The opportunity to use experiences and knowledge from the laboratories of the LPI, classrooms of OSU, beaches of Ecuador and years on the football field has been gratifying. Sharing the things in life that have given me growth and joy is an unique opportunity and I have been eager to place my effort into sharing this with the “Futures” in the classroom and players on the field.
Whether we rally around burpees at 6 in the morning, Caldwell each Friday night or working toward greater equity for students in Idaho, each community has a reason to come together and pour heart and effort into a particular cause. This sense of “tribe” is at our core as humans and drives us to perform remarkable feats. Just scratching the surface here has allowed me to be part of building better tribes through strength, education, and grit.
The highs have, of course, been complimented by missing home, losing sleep, “Mr. Frost, there’s blood on the floor!” and some tears. Working through these moments with humility and grit is what I have learned and will continue to do.

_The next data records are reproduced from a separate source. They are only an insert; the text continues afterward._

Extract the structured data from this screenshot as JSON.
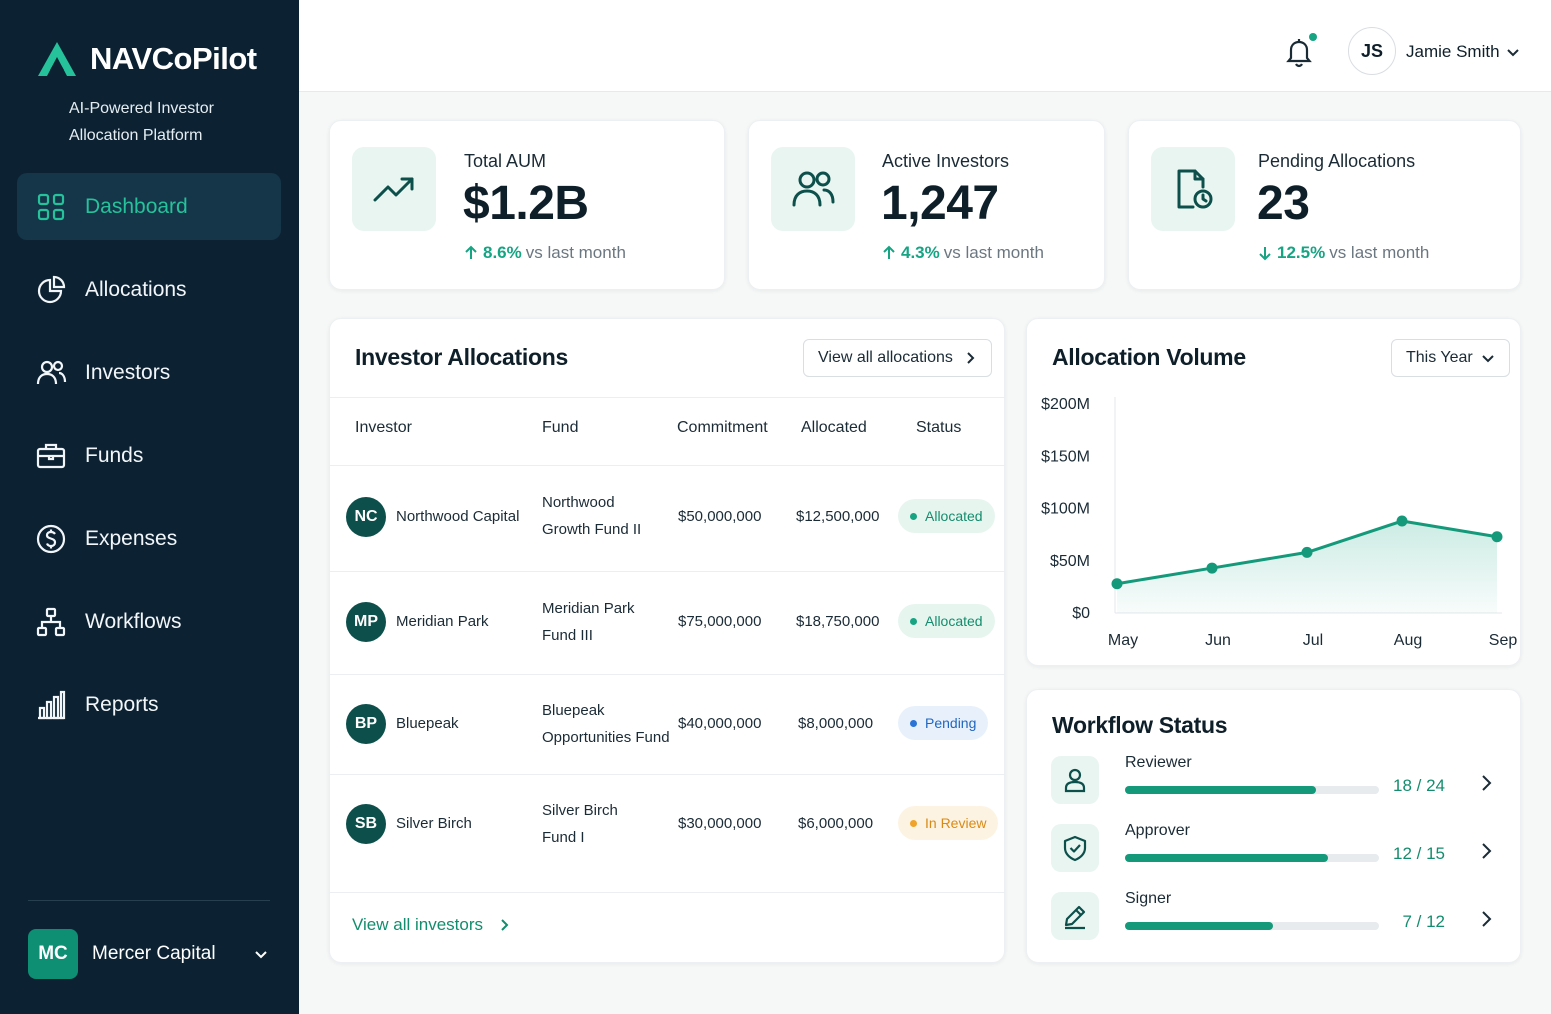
{
  "brand": {
    "name": "NAVCoPilot",
    "tagline": "AI-Powered Investor Allocation Platform"
  },
  "colors": {
    "sidebar_bg": "#0c2233",
    "accent": "#16a483",
    "accent_dark": "#0d4f4b",
    "pending_blue": "#2b73d6",
    "review_orange": "#f0a22a"
  },
  "nav": {
    "items": [
      {
        "label": "Dashboard",
        "icon": "grid-icon",
        "active": true
      },
      {
        "label": "Allocations",
        "icon": "pie-chart-icon"
      },
      {
        "label": "Investors",
        "icon": "users-icon"
      },
      {
        "label": "Funds",
        "icon": "briefcase-icon"
      },
      {
        "label": "Expenses",
        "icon": "dollar-circle-icon"
      },
      {
        "label": "Workflows",
        "icon": "hierarchy-icon"
      },
      {
        "label": "Reports",
        "icon": "bar-chart-icon"
      }
    ]
  },
  "org": {
    "initials": "MC",
    "name": "Mercer Capital"
  },
  "header": {
    "user_initials": "JS",
    "user_name": "Jamie Smith"
  },
  "stats": [
    {
      "label": "Total AUM",
      "value": "$1.2B",
      "change": "8.6%",
      "direction": "up",
      "suffix": "vs last month",
      "icon": "trending-up-icon"
    },
    {
      "label": "Active Investors",
      "value": "1,247",
      "change": "4.3%",
      "direction": "up",
      "suffix": "vs last month",
      "icon": "users-icon"
    },
    {
      "label": "Pending Allocations",
      "value": "23",
      "change": "12.5%",
      "direction": "down",
      "suffix": "vs last month",
      "icon": "file-clock-icon"
    }
  ],
  "allocations": {
    "title": "Investor Allocations",
    "view_all_label": "View all allocations",
    "columns": [
      "Investor",
      "Fund",
      "Commitment",
      "Allocated",
      "Status"
    ],
    "rows": [
      {
        "initials": "NC",
        "investor": "Northwood Capital",
        "fund_line1": "Northwood",
        "fund_line2": "Growth Fund II",
        "commitment": "$50,000,000",
        "allocated": "$12,500,000",
        "status": "Allocated",
        "status_kind": "allocated"
      },
      {
        "initials": "MP",
        "investor": "Meridian Park",
        "fund_line1": "Meridian Park",
        "fund_line2": "Fund III",
        "commitment": "$75,000,000",
        "allocated": "$18,750,000",
        "status": "Allocated",
        "status_kind": "allocated"
      },
      {
        "initials": "BP",
        "investor": "Bluepeak",
        "fund_line1": "Bluepeak",
        "fund_line2": "Opportunities Fund",
        "commitment": "$40,000,000",
        "allocated": "$8,000,000",
        "status": "Pending",
        "status_kind": "pending"
      },
      {
        "initials": "SB",
        "investor": "Silver Birch",
        "fund_line1": "Silver Birch",
        "fund_line2": "Fund I",
        "commitment": "$30,000,000",
        "allocated": "$6,000,000",
        "status": "In Review",
        "status_kind": "review"
      }
    ],
    "view_investors_label": "View all investors"
  },
  "volume": {
    "title": "Allocation Volume",
    "period": "This Year"
  },
  "chart_data": {
    "type": "area",
    "title": "Allocation Volume",
    "categories": [
      "May",
      "Jun",
      "Jul",
      "Aug",
      "Sep"
    ],
    "values": [
      28,
      43,
      58,
      88,
      73
    ],
    "unit": "$M",
    "y_ticks": [
      "$0",
      "$50M",
      "$100M",
      "$150M",
      "$200M"
    ],
    "y_tick_values": [
      0,
      50,
      100,
      150,
      200
    ],
    "ylim": [
      0,
      200
    ],
    "xlabel": "",
    "ylabel": "",
    "grid": false,
    "legend": "none"
  },
  "workflow": {
    "title": "Workflow Status",
    "items": [
      {
        "label": "Reviewer",
        "count": "18 / 24",
        "done": 18,
        "total": 24,
        "icon": "user-icon"
      },
      {
        "label": "Approver",
        "count": "12 / 15",
        "done": 12,
        "total": 15,
        "icon": "shield-check-icon"
      },
      {
        "label": "Signer",
        "count": "7 / 12",
        "done": 7,
        "total": 12,
        "icon": "pen-icon"
      }
    ]
  }
}
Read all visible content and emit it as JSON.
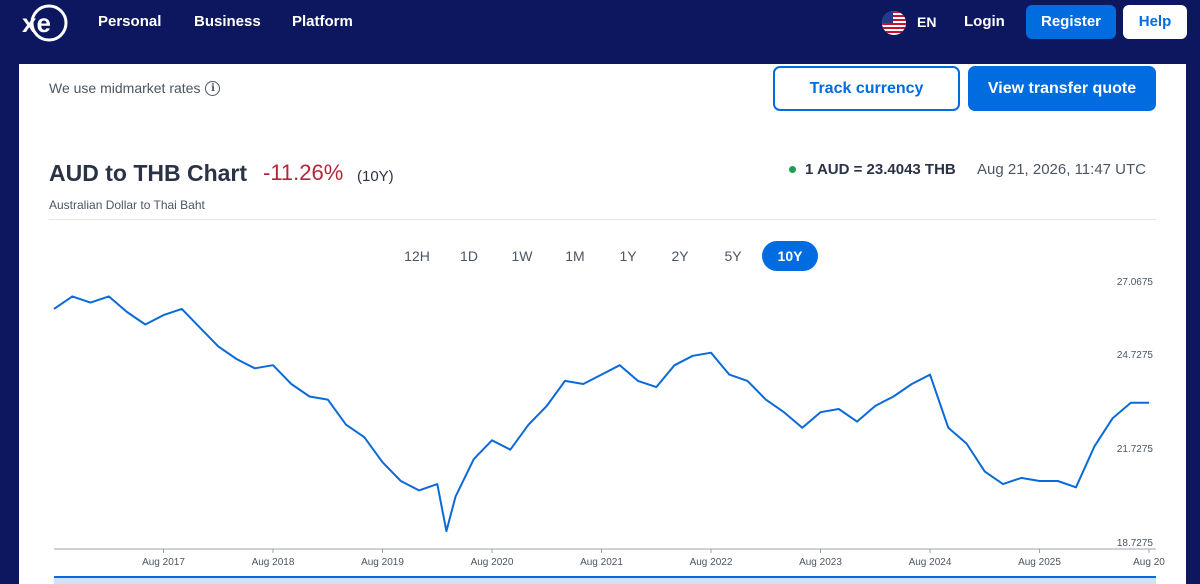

Today is the first free day after the football season. Looks like the free days will be filled with hiking with good friends, eating burritos, listening to vinyls and enjoying Idaho.
If being a Frost has taught me one thing, it is how to work hard and be grateful. Though not how to manage dozens of ninth graders, dance or yell at my backers for misaligning in Gold coverage. Time to learn! As John Wooden said, “Success is never final, failure is never fatal. It is courage that counts.”